The Silent Book Club has more than 400 chapters in 47 countries. Photo Courtesy the Silent Book Club

The put-down-your-phone-pick-up-a-book concept gained ground during COVID-19 and afterwards the club offered “a nice bridge” for people who were hungry for social interactions but were out of practice, she says. Before an hour of reading, attendees might introduce themselves and what they’re reading, but they aren’t forced to make small talk or network, as they might at a work event. Catch-ups and conversations follow.
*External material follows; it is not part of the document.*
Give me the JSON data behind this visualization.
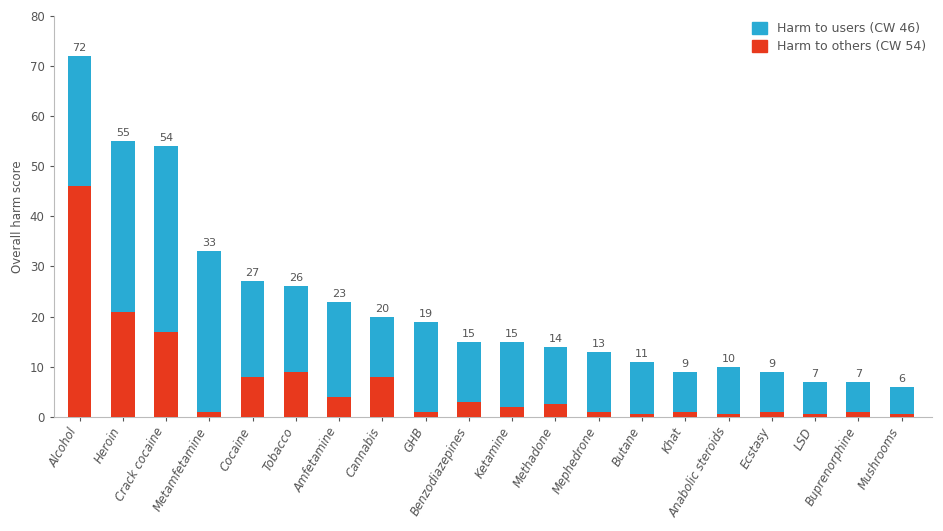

While the Hotel Byblos reopened in St. Tropez this spring with a renovated Sisley spa and a holistic program to encourage guests to step back from their fast-paced lives, the 750-acre Terre Blanche Hotel Spa Golf Resort in Italy debuted a detox program. While their fellow travelers loll by the pool, they learn routines that are designed to be used after their vacation ends. (De-toxers then rejoin their friends at dinner.) take part in a three-day ritual Others are seeking serenity by booking overnighters at convents, monasteries, and other religious-owned properties through platforms like Good Night and God Bless, which facilitates reservations for 200 properties, primarily in Europe and the U.K. Aside from being “inexpensive, clean, safe and well-located,” religious hotels offer “a fascinating glimpse into the daily lives and rituals of a religious community,” says operations manager Trish Clark said. With demand increasing, her insider tip is, “Book early to avoid disappointment.”
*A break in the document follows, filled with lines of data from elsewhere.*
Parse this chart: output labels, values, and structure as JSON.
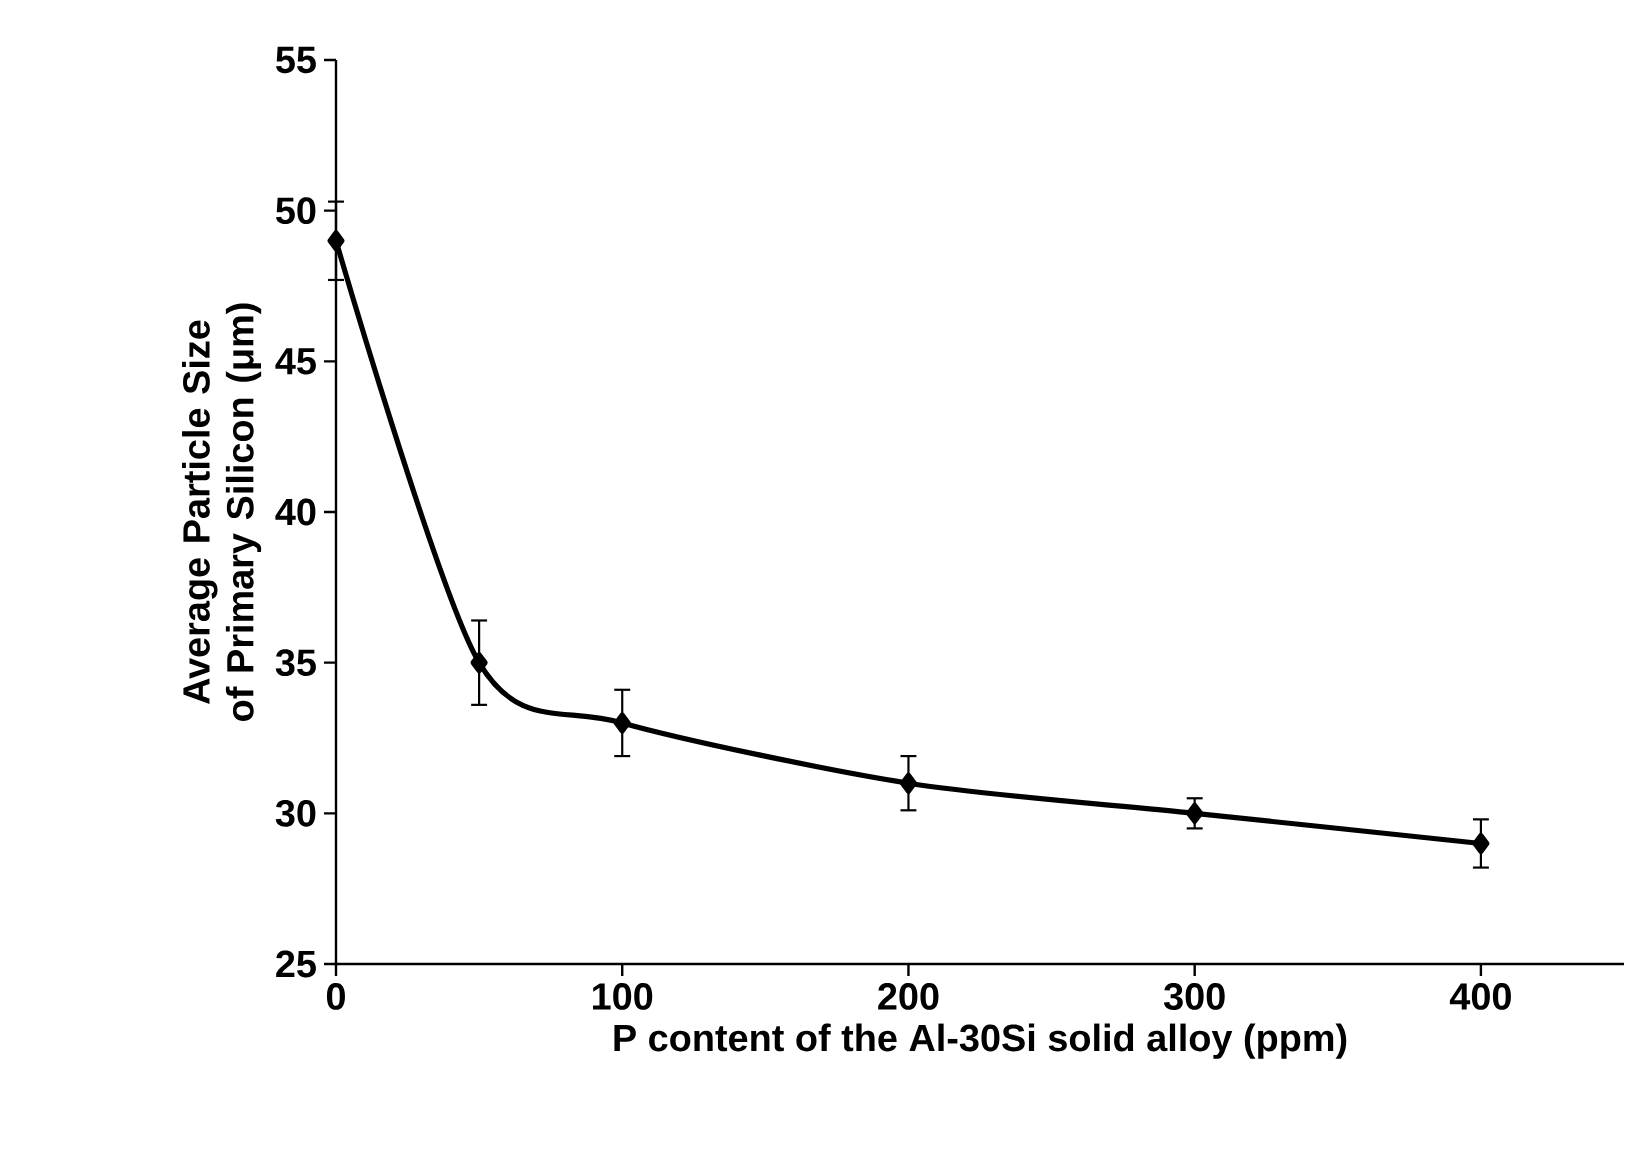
{
  "chart_data": {
    "type": "line",
    "xlabel": "P content of the Al-30Si solid alloy (ppm)",
    "ylabel": "Average Particle Size of Primary Silicon (μm)",
    "x": [
      0,
      50,
      100,
      200,
      300,
      400
    ],
    "series": [
      {
        "color": "#000000",
        "values": [
          49,
          35,
          33,
          31,
          30,
          29
        ],
        "errors": [
          1.3,
          1.4,
          1.1,
          0.9,
          0.5,
          0.8
        ]
      }
    ],
    "xlim": [
      0,
      450
    ],
    "xticks": [
      0,
      100,
      200,
      300,
      400
    ],
    "ylim": [
      25,
      55
    ],
    "yticks": [
      25,
      30,
      35,
      40,
      45,
      50,
      55
    ],
    "marker": "diamond",
    "line_style": "solid",
    "grid": false
  }
}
Their availability and subsequent popularity have both been sparked in part by necessity. While hospitality has long been a tradition of religious orders, many communities are struggling to maintain ancient buildings and are dealing with declining numbers of members, Clark says. In turn, unused rooms that once housed monks or nuns are being refurbished into suites, “with hairdryers and even flat-screen TVs,” she says. “Once dour refectories are now lively hubs of interaction and conversation.”

Vue of Flavigny

Some travelers recognize the medieval village of Flavigny-sur-Ozerain from the 2000 feature film “Chocolat,” others know the Benedictine Abbey of Saint-Joseph de Clairval from overnight stays. Picasa

Popular locales include the Assumptionists-managed Auberge Adveniat near the Champs-Élysées, where 37 euros gets a bed in a dorm for a night and 94 euros secures a twin room for a night. In Nice, guests at the Hotel le Saint Paul can attend mass. Other travelers are opting for the Benedictine Abbey of Saint-Joseph de Clairval in the medieval village of Flavigny-sur-Ozerain. Fans of the movie “Chocolat” starring Johnny Depp and Juliette Binoche will recognize the scenery. The abbey has developed its own following as “a spirit-renewing destination for meditation, retreat and quietude,” Clark says.

All in all though, silence is more of an idea or a notion from Kagge’s point of view. “The silence around us may contain a lot, but the most interesting kind of silence is the one that lies within — a silence each of us must create. That is not a trend. That is the meaning of your life,” he says.